Location
- Bahayang Pag-asa Molino Bacoor Cavite Philippines
- Coordinates: 14°23′53″N 120°58′21″E﻿ / ﻿14.39801°N 120.97251°E

Information
- Type: Private School Roman Catholic
- Motto: Ora, incognosco, gaudium (Latin) (Pray, Study and Joy)
- Established: 17 June 1985
- Principal: Sr. Marisa Lofranco, MHJE
- Grades: Nursery, Kindergarten, Preparatory (Pre-School) Grades 1-6 (Grade school) Grades 7-10 (Junior High School) Grade 11-12 Senior High School Program (STEM, ABM, HUMSS)
- Colors: Light blue and light pink
- Athletics: Athletics, badminton, basketball, volleyball

= Saint Jerome Emiliani Institute =

Roman Catholic school in Cavite, Philippines

St.
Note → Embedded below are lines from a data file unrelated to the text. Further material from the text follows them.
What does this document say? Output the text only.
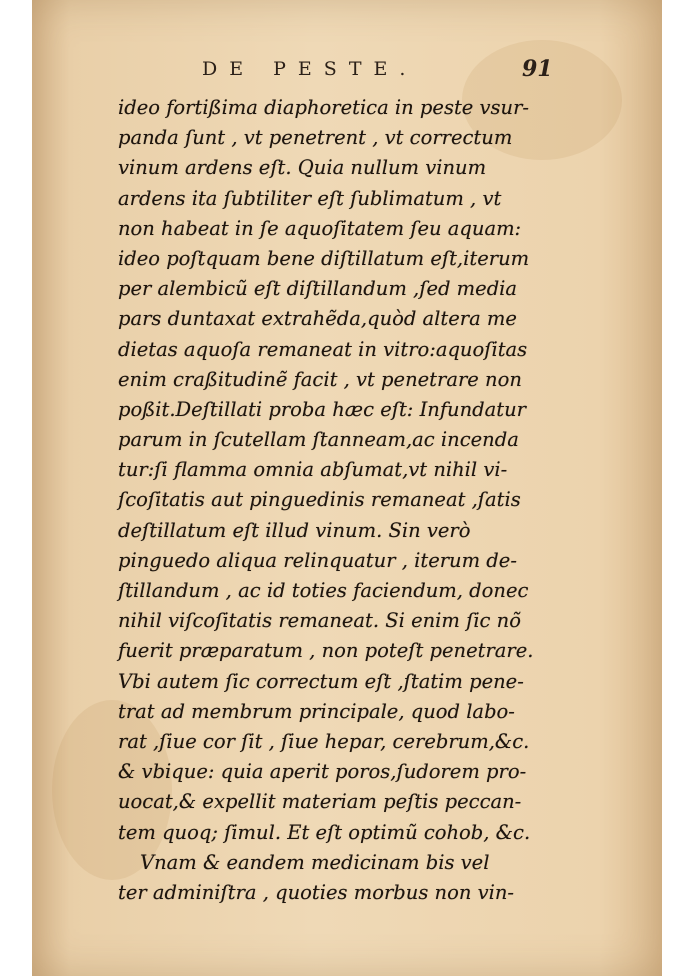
DE PESTE.	91
ideo fortißima diaphoretica in peste vsur-
panda ſunt , vt penetrent , vt correctum
vinum ardens eſt. Quia nullum vinum
ardens ita ſubtiliter eſt ſublimatum , vt
non habeat in ſe aquoſitatem ſeu aquam:
ideo poſtquam bene diſtillatum eſt,iterum
per alembicũ eſt diſtillandum ,ſed media
pars duntaxat extrahẽda,quòd altera me
dietas aquoſa remaneat in vitro:aquoſitas
enim craßitudinẽ facit , vt penetrare non
poßit.Deſtillati proba hæc eſt: Infundatur
parum in ſcutellam ſtanneam,ac incenda
tur:ſi flamma omnia abſumat,vt nihil vi-
ſcoſitatis aut pinguedinis remaneat ,ſatis
deſtillatum eſt illud vinum. Sin verò
pinguedo aliqua relinquatur , iterum de-
ſtillandum , ac id toties faciendum, donec
nihil viſcoſitatis remaneat. Si enim ſic nõ
fuerit præparatum , non poteſt penetrare.
Vbi autem ſic correctum eſt ,ſtatim pene-
trat ad membrum principale, quod labo-
rat ,ſiue cor ſit , ſiue hepar, cerebrum,&c.
& vbique: quia aperit poros,ſudorem pro-
uocat,& expellit materiam peſtis peccan-
tem quoq; ſimul. Et eſt optimũ cohob, &c.
Vnam & eandem medicinam bis vel
ter adminiſtra , quoties morbus non vin-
Jerome Emiliani Institute (abbreviated as SJEI) is a private, co-educational Catholic Institution conducted by the Somascan Missionary Sisters. It is located on the back of Sto. Niño de Molino Parish Church, Bahayang Pag-asa, Molino, Bacoor, Cavite, Philippines. Like its namesake schools, the students of SJEI are called Jeromians.